Чего они так громко кричат? Звон стоял от нестройных возгласов, счастливых и ликующих. Он уторапливал шаги, дивясь их веселью. Сосны поредели, расступились, он вышел на луг и впереди увидел речку.
То есть речки–то он не увидел, а увидел мягкие округлые купы ольхи и тальника, росшие вдоль берегов и сплошь заслонявшие от него воду. Речка петляла по лугу, вместе с ней петляла цепь зарослей, а вдоль этой цепи по петляющей тропке шагал Королев. Он обходил очередную петлю и только начал заворачивать за куст, как вдруг услышал:
— Стойте! Вам дальше нельзя!
Дорогу ему загородила Манечка — босая, в белой рубашке до колен. Склонив голову набок, она полными коротенькими руками выжимала воду из мокрых волос.
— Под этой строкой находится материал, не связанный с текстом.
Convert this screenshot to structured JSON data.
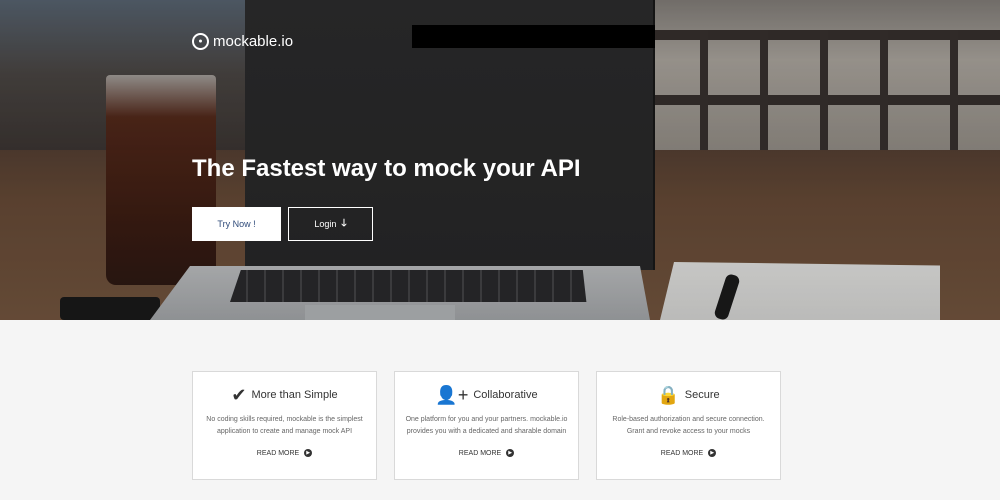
{
  "brand": {
    "name": "mockable.io",
    "icon": "broadcast-icon"
  },
  "hero": {
    "headline": "The Fastest way to mock your API",
    "try_label": "Try Now !",
    "login_label": "Login",
    "login_icon": "arrow-down-icon",
    "login_icon_glyph": "🡓"
  },
  "colors": {
    "hero_text": "#ffffff",
    "try_text": "#2f4b7a",
    "page_bg": "#f5f5f5"
  },
  "features": [
    {
      "title": "More than Simple",
      "icon": "checkmark-icon",
      "glyph": "✔",
      "text": "No coding skills required, mockable is the simplest application to create and manage mock API",
      "link": "READ MORE"
    },
    {
      "title": "Collaborative",
      "icon": "user-plus-icon",
      "glyph": "👤+",
      "text": "One platform for you and your partners. mockable.io provides you with a dedicated and sharable domain",
      "link": "READ MORE"
    },
    {
      "title": "Secure",
      "icon": "lock-icon",
      "glyph": "🔒",
      "text": "Role-based authorization and secure connection. Grant and revoke access to your mocks",
      "link": "READ MORE"
    }
  ]
}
— А мы купаемся, и меня нарочно поставили здесь сторожить, — сказала она. — Я сейчас крикну им, чтобы они вылезали. Марья Ивановна не велела нам купаться, она велела все время быть в готовности, но так жарко, да и постирушку нужно устроить… Ведь вы нас не выдадите, товарищ лейтенант?
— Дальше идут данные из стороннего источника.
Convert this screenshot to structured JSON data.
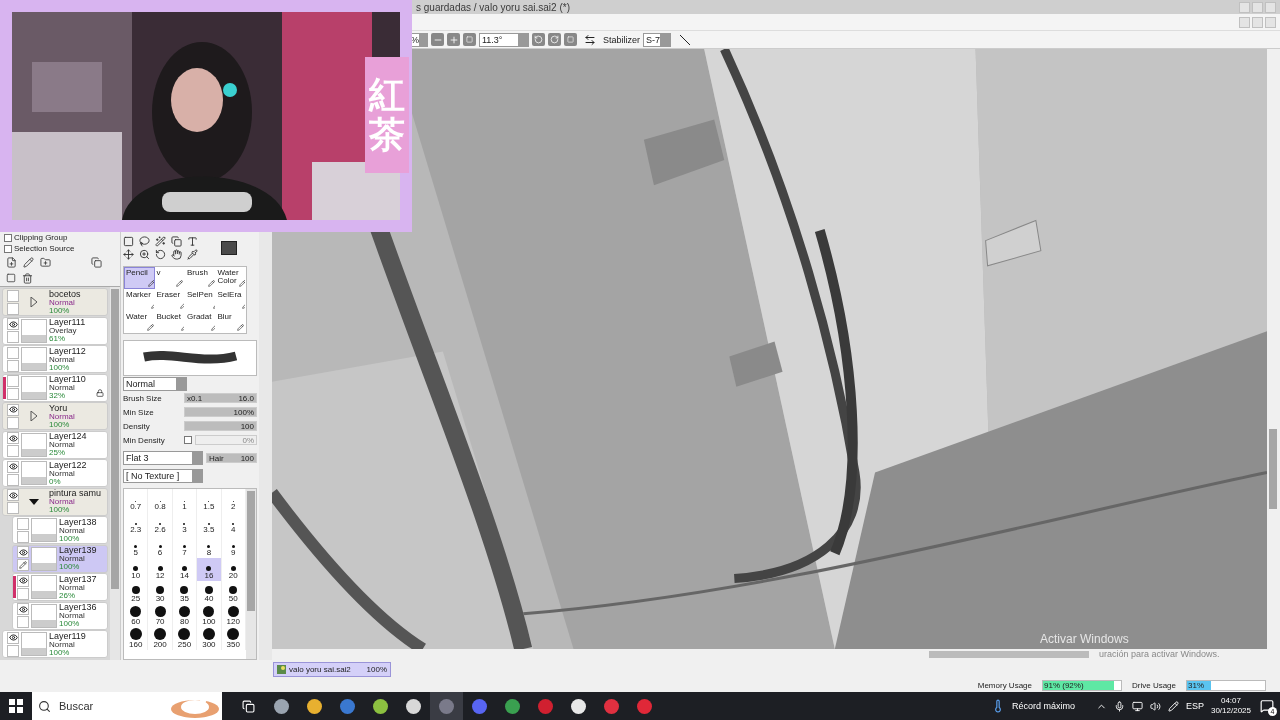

Марьи Ивановны они боялись куда больше, чем его… Манечка поглядывала на Королева со своим обычным простодушным лукавством. Выжав волосы, она сняла с ветки свою зеленую форменную юбку, влезла в нее и стала застегивать на боку. В том, что она, по–видимому, нисколько его не стеснялась, тоже было что–то детское, простодушное. Королев же, напротив, смущенно отводил глаза, стараясь не смотреть на ее груди, подымавшиеся под рубашкой, как скамеечка.
— Вы еще ничего не кушали! — воскликнула она. — Мы переживали, что вы голодны, честное слово… Нам выдали концентраты, и мы на костре варили кашу и вашу долю вам оставили. Каша еще совсем теплая, я вам сейчас принесу. — Она надела гимнастерку, застегнула ремень, сунула ноги в сапоги. — Я живо сбегаю, а вы пока постойте здесь вместо меня на страже, никого не пускайте, а то тут мальчишки проходили, швырялись в нас шишками…
И Королев, смущенный выпавшей на его долю обязанностью, остался один, охраняя тропинку. Он видел высокие кусты, тянувшиеся извилистой лентой вдоль речки, и там подальше на кустах развешенные для просушки только что выстиранные рубашки и лифчики. Всплески воды и радостные возгласы купальщиц раздавались совсем близко. Он слышал, как Манечка на бегу крикнула:
— Вылезайте! Лейтенант Игорек пришел!
В ответ раздался дружный оглушительный визг. Звуки над водой разносятся далеко, и Королев отчетливо слышал каждое слово.
— Варвара первая вылезла!
— А вы, девочки, разве не знаете, Варвара влюблена в нашего лейтенанта!
— Разве одна Варвара!
— А наш лейтенант и вправду симпомпончик! — крикнул новый голос, совсем озорной.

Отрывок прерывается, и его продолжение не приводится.